One alternative to more capital injections under TARP is for the government to create a “bad bank” or “aggregator bank” to clean toxic assets from struggling financial companies.
Senate Banking Committee Chairman Chris Dodd said on Tuesday he was aware the Obama administration was discussing the idea.
“It makes some sense to me,” Dodd added.
As Obama visited Capitol Hill on Tuesday seeking Republican support for an economic stimulus plan, he acknowledged the bad asset problem.
“We’re going to have to deal with the troubled assets that many banks are still carrying and that ... have locked up the credit system,” he said.
It is unclear how an aggregator bank would be paid for.
Along with an assortment of Federal Reserve emergency financial-stabilization initiatives, the TARP has been handed over midstream to Obama by former President George W. Bush.
The program has already pumped billions of dollars in taxpayer funds into more than 250 banks, while aiding automakers General Motors Corp GM.N and Chrysler LLC, as well as insurance giant American International Group Inc AIG.N.
Despite this help and the Fed's unprecedented actions, banks this month have been racking up staggering quarterly losses: $8.3 billion at Citigroup Inc C.N, $1.8 billion at Bank of America Corp BAC.N and $2.2 billion at Morgan Stanley MS.N.
Goldman Sachs economist Jan Hatzius recently said global credit losses may approach $2.1 trillion.
Of that total, banks worldwide have already absorbed about $975 billion in losses, he estimated in a research report, suggesting the worst is far from over.
FBR Capital Markets analysts said eight of the largest U.S. financial institutions need up to $1.2 trillion in new common equity and that “the government is the only entity that can provide bridge capital to get past the current credit crises.”

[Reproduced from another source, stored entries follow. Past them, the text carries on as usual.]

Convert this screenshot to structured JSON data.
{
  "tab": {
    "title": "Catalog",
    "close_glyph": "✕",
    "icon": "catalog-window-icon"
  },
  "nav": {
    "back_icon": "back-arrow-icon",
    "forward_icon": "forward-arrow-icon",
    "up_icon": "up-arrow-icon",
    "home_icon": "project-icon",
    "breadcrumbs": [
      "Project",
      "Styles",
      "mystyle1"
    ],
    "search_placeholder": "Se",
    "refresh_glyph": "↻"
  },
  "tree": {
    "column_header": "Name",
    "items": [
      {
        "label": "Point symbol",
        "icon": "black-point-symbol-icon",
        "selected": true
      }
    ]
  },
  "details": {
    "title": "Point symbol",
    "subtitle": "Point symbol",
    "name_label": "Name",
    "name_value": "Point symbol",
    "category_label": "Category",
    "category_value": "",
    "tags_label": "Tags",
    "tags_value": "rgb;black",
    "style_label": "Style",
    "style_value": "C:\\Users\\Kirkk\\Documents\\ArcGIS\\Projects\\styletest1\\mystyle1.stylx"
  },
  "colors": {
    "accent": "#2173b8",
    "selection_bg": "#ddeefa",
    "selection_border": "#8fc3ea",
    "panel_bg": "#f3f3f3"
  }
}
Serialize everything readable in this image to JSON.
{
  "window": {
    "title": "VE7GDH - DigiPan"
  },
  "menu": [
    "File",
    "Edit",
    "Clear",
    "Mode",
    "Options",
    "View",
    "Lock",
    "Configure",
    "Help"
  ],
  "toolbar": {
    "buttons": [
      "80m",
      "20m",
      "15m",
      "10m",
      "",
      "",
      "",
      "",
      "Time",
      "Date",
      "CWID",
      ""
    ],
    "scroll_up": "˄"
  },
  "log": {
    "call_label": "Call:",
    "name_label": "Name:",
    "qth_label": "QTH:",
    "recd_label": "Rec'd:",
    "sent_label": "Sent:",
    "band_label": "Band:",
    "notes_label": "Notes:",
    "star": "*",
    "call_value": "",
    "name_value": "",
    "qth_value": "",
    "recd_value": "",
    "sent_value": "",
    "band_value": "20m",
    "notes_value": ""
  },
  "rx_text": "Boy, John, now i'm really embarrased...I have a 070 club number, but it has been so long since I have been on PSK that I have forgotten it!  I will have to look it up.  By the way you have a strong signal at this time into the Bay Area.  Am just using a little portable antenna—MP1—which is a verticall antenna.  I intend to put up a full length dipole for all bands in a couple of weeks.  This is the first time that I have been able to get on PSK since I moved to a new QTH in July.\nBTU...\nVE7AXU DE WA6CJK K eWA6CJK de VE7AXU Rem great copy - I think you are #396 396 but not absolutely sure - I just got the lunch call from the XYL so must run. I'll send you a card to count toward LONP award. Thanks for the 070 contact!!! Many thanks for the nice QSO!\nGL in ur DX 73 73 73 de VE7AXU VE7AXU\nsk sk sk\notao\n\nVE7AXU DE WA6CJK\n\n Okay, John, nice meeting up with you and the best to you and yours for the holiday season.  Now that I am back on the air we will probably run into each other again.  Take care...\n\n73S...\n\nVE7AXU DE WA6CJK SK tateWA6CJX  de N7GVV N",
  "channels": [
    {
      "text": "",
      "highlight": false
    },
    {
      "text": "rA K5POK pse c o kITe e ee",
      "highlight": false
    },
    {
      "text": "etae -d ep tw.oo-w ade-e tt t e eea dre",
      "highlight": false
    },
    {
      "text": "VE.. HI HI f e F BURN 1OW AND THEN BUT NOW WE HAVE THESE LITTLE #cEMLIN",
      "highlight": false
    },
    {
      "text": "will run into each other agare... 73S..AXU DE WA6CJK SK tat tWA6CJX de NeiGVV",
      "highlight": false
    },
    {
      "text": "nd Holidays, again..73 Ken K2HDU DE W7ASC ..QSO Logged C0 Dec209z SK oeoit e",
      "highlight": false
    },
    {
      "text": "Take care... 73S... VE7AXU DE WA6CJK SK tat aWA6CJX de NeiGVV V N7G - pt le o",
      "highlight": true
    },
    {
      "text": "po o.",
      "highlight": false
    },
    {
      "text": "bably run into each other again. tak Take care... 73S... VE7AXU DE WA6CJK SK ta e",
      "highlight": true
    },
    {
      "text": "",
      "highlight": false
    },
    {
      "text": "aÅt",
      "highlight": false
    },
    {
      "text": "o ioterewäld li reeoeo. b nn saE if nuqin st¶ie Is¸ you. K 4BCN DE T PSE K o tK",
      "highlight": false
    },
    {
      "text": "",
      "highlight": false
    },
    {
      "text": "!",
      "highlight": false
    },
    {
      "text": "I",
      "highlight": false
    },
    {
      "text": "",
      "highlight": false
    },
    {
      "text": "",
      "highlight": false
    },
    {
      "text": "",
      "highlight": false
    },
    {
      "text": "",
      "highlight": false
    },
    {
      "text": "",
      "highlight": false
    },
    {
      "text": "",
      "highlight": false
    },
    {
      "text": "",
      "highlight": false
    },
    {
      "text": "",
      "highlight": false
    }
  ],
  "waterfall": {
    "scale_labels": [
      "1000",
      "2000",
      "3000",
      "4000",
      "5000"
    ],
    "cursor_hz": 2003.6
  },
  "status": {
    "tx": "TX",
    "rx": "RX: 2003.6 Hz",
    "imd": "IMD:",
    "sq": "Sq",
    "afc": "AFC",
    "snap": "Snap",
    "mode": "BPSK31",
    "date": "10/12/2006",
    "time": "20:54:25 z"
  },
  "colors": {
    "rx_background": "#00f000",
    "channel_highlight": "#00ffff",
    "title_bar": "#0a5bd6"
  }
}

With losses piling up at major banks and the recession deepening, U.S. House Speaker Nancy Pelosi said on Sunday the government may need to pump “some increased investment” from taxpayers, beyond the TARP, into the banks.
Lawrence Summers, the head of Obama’s National Economic Council, would not on Sunday rule out the possibility that more money might be needed to stabilize the financial system.
But such a request may wait awhile since it was less than two weeks ago that Congress approved the second, $350 billion funding allotment from the existing program.
“It would seem prudent to figure out how you’re going to deploy that before you start asking for more money. I don’t think the sentiment in Congress right now is to just keep approving these bills,” said Daniel Arnold, associate director, at financial group Sandler O’Neill.